The Elderly Problem
All sorts of issues for the argumentative portions of our cerebrums are roaming about the old fish town these days. Take your pick: bicycle activists, full-plumage society weddings, an art foot that will cost half a million bucks. But there is another vital subject that is getting zero play among those who think they've got the city figured out: our elderly. What exactly should be done about them?
I'm not talking about the sweet old white-haired lady who feeds the birds in the park, or your older relatives who spoil their grandchildren in restaurants at the Wharf, or the Summer of Love folks, or even the near-dead geriatrics wheezing through a tube in the high-rise rest homes.
I'm talking about the others. The ones who think they own the joint.
Now I know it's sacrilege to say this, but there are members of the elderly population who are lowering the grading curve for acceptable oldster behavior. And I think we don't hear much about this alarming new trend because a boomer generation obsessed with age now controls the media and doesn't want to publicize the negative aspects of the aging process.
For instance, it seems you can't ride a Muni bus without getting gut-punched by a 75-year-old elbow clearing a path through the crowd like a machete hacking through a banana plantation. What's the rush, pops? Even if there were a bus headed for heaven, it wouldn't be the 30 Stockton.
I understand that living on the planet for many decades can instill a certain sense of confidence, satisfaction at having enjoyed a full and rich existence. If I get old, I can't wait to put my feet up and reflect on the pantheon of life experience. But living a long time is not an excuse to crouch behind the wheel of an automobile and incite terror.
It's not a license to start a squabble out in front of a bar, which is what occurred a few weeks ago in front of Lefty O'Doul's, when a blue-haired regular was eighty-sixed and made such a squawk that two uniformed policemen had to physically restrain her from re-entering the place. (To his credit, one of the cops advised, "Why don't you go on down to the Gold Dust?")
And being old is definitely not a reason to slow down the line at a coffee shop, because coffee is a drug and nobody should ever get in the way of other people's drugs. Last week in the Marina, for example, an elderly gentleman delayed the all-important daily cup of black methadone for several restless customers.
You could look at this situation in two ways:
On the one hand, it's an old man with slumped shoulders, who can't remember which oatmeal cookie he wants to buy, and has to put his face four inches from the pastry case, scanning up and down and sideways in his hunt for that elusive baked good. You could look at this old guy, with his thick eyeglasses and his hearing aids and that slight shake to his hands as he pulls out his wallet of well-folded bills, and say to yourself: "OK, that's great; he's getting out of the house. At least he's not watching Pat Sajak."
Or, on the other hand, you could be standing in that same line with headphones, listening to Rhino Records' new History of Rap collection, specifically, "The Message" by Grand Master Flash & the Furious 5: "Don't push me 'cause I'm close to the edge/ I'm tryin' not to lose my head!" In that case, you would look at this man, and become seized by a moment of clarity. "Look at him," you would think. "He's enjoying the delay. He knows exactly which cookie he wants. Those aren't real hearing aids, they're props. His friend sitting at the coffee shop table isn't coming to help him find the cookie because he's too busy giggling at your expense."
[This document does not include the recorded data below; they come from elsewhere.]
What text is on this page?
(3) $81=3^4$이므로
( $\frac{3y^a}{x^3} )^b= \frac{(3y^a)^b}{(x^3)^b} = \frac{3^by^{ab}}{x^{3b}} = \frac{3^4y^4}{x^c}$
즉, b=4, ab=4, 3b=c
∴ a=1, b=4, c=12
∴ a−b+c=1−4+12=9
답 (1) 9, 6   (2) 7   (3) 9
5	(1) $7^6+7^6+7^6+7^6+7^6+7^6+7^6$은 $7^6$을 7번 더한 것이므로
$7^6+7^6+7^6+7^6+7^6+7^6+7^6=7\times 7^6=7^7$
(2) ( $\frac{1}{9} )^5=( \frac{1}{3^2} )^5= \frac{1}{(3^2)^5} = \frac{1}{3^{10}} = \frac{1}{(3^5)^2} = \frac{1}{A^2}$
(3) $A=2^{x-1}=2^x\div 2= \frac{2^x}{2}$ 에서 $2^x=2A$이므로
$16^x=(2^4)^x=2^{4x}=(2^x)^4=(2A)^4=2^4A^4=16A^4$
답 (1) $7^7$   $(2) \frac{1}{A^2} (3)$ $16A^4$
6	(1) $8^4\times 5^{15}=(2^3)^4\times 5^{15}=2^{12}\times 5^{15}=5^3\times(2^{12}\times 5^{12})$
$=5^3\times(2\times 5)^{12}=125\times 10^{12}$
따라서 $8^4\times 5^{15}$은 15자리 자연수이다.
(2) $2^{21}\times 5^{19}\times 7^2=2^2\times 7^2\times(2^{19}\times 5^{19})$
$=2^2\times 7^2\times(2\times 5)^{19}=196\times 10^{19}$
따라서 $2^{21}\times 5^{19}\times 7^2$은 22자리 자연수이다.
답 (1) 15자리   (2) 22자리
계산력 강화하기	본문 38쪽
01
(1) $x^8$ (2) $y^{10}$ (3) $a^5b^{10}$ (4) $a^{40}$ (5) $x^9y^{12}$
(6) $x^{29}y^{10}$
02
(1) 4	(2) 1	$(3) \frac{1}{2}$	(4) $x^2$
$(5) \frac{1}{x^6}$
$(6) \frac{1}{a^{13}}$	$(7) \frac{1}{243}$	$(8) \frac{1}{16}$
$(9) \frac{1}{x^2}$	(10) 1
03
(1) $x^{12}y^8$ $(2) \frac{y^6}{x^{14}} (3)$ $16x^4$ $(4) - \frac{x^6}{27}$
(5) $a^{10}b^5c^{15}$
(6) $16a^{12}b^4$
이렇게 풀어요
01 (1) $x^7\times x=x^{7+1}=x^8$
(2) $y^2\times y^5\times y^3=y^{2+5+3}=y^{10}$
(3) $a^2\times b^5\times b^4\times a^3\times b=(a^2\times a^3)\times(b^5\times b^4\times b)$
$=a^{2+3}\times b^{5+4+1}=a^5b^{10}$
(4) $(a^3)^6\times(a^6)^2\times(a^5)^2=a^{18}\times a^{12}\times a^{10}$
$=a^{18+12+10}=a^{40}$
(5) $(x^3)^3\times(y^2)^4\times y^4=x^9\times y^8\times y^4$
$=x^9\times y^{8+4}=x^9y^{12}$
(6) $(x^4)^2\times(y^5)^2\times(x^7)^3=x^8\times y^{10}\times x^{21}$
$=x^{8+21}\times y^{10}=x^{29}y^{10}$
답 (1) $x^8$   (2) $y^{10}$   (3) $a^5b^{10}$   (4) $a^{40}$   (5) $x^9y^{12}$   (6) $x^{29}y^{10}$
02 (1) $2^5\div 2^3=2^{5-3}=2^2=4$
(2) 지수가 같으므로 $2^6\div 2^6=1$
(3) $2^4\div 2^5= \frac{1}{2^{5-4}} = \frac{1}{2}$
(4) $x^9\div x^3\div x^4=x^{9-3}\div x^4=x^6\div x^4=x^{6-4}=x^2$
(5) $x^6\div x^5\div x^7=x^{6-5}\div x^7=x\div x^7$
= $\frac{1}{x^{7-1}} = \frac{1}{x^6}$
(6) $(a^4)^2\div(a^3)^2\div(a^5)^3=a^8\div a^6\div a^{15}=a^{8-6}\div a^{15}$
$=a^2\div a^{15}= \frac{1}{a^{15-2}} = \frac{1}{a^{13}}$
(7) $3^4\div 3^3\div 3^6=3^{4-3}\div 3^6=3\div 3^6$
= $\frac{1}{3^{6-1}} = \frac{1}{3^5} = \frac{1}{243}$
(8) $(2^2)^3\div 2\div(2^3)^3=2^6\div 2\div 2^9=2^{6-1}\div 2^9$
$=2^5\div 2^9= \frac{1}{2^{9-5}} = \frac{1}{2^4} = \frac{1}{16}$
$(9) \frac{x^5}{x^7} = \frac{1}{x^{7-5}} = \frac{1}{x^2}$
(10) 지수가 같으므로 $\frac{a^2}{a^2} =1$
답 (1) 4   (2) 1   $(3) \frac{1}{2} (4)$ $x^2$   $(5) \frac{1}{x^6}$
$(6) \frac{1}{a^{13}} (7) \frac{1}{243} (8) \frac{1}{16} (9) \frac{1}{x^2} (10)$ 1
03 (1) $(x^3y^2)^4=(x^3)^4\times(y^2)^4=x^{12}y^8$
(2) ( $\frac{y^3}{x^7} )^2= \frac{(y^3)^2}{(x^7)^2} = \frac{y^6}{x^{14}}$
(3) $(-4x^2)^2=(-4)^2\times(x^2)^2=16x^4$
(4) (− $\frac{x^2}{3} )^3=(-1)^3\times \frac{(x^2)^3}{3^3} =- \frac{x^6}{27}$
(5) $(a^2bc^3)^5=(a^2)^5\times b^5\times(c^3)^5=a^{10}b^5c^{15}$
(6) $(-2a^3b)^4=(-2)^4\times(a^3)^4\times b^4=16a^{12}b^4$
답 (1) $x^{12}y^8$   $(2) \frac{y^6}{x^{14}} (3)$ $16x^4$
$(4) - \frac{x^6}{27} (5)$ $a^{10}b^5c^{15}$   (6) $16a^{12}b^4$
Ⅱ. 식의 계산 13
You lose either way, because he got the cookie and you had to wait. It's an unwritten law of nature that, like young children, old people are allowed to act cute and get away with just about everything, including being re-elected president. The only solace gained is that someday we may be old, and when it's time for our cookie, we'll get to rear back and elbow some little son of a bitch out of the way.
Admission for Abuse
For a full-on heat blast of derisive New York humor, this space recommends checking out comedian Dave Attell at the Punch Line this week. He smokes, he talks a zillion miles an hour, and he's very funny.
Univac Dos and Don'ts
Last week's clash of gadgetry at Fort Mason -- called the Robot Wars -- featured some outstanding robots, in particular the centrifugal whirlwind known as Blendo, sort of an evil, upside-down Weber grill with sharp shearing blades. As the annual competition attracts more participants, new rules must be added. Among this year's restrictions: no flying robots; no radio jamming; no wet-cell lead-acid batteries; no electronic, liquid, or fiber weaponry; no untethered projectiles; and no explosives, corrosives, flames, or pyrotechnics.
Obviously there's been a problem or two in the past.